The all-electric ID range at Volkswagen needs a figurehead, insiders insist, and that’s more likely to be a convertible sports car than emotive machines like the ID.Buggy or the ID. Buzz Kombi.
Sources suggest it is planning to combine its nameplates with and ID.R range of high-performance road cars, which could share their underpinnings with Audi.
Due in showrooms by 2025, the ID.R brand will deliver both coupe and convertible versions from the Volkswagen Group’s Modular Electric Matrix (MEB) electric-car platform.
The plausibility of the performance sub-brand had been internally investigated, based around the success of the GTi and R sub-brands in the rest of the Volkswagen range.
It will be powered by a new generation of battery chemistry, picked up by Volkswagen Motorsport as it developed the Pikes Peak and Goodwood hillclimb and Nurburgring EV lap record-breaking ID.R prototype.
The same team from the ID.R’s development program is now working on road cars for Volkswagen and they’re leaning towards a “cell-to-pack” system for both performance and packaging.
The MEB platform will be first not-seen beneath the ID.3 mass-market hatchback and offers a choice of front-, rear- or all-wheel drive. Or, if some strange need arises, even three-wheel drive.

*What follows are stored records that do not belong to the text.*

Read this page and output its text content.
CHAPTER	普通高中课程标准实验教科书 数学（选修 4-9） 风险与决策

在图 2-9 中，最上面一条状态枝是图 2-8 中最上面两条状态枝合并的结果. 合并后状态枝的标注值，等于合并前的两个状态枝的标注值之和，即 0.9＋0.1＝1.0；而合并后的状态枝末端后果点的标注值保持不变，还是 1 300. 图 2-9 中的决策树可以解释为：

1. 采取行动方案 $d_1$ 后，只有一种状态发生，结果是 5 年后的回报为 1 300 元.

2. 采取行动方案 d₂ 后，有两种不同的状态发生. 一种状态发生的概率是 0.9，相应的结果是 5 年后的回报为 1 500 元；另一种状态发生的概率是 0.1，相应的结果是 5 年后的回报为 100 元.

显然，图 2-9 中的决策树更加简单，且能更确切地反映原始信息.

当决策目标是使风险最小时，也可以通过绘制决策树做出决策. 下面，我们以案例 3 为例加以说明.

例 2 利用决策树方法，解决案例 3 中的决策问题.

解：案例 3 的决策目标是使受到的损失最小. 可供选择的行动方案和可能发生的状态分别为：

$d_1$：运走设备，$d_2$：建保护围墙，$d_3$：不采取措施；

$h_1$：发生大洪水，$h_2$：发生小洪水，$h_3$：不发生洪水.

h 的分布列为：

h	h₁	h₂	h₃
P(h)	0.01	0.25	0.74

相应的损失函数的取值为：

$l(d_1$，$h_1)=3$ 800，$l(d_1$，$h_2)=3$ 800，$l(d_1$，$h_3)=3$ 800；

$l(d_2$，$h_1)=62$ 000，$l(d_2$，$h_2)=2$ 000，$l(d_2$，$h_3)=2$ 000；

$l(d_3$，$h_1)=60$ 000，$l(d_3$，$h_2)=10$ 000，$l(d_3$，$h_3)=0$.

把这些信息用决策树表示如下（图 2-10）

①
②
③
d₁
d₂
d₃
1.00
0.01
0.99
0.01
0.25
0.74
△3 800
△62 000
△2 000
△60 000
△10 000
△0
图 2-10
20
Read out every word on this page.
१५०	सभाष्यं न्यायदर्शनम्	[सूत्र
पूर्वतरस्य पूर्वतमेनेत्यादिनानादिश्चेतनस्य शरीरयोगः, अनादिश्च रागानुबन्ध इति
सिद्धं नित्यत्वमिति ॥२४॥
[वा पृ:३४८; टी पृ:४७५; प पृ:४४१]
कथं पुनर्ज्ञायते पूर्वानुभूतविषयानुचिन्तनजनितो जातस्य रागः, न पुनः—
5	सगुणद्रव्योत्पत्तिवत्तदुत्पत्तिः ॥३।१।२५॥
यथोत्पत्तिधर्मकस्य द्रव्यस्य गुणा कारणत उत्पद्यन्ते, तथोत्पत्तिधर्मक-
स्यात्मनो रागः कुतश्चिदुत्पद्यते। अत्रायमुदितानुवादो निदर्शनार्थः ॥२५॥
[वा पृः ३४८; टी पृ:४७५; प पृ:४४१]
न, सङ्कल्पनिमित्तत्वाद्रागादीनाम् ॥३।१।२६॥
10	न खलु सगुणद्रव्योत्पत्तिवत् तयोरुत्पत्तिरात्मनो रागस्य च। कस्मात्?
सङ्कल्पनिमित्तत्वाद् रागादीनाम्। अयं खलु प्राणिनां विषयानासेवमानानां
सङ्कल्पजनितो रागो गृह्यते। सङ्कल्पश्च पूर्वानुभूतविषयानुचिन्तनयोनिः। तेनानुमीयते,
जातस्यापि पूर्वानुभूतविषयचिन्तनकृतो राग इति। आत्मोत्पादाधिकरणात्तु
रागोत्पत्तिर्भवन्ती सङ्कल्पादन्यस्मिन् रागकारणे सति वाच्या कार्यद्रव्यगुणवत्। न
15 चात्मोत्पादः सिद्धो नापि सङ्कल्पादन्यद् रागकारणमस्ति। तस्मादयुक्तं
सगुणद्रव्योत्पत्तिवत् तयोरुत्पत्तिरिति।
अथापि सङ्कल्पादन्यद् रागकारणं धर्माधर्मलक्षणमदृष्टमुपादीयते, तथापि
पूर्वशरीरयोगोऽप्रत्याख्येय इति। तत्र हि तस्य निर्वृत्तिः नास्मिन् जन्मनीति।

Planned as a two-seater, the ID.R family would start life as a bi-motor all-wheel drive with a powertrain drawn directly from the upcoming ID.4 crossover.
The upside of this is that it may not stop there. Just as Audi’s TT and S3 models ride on Volkswagen’s Modular Transverse Matrix (MQB), a replacement for the design-driven TT could come from the ID.R.
It’s not the kind of thing Porsche is after, though, with its all-electric Boxster-style car set to adopt the Taycan’s more expensive, more focused PPE architecture.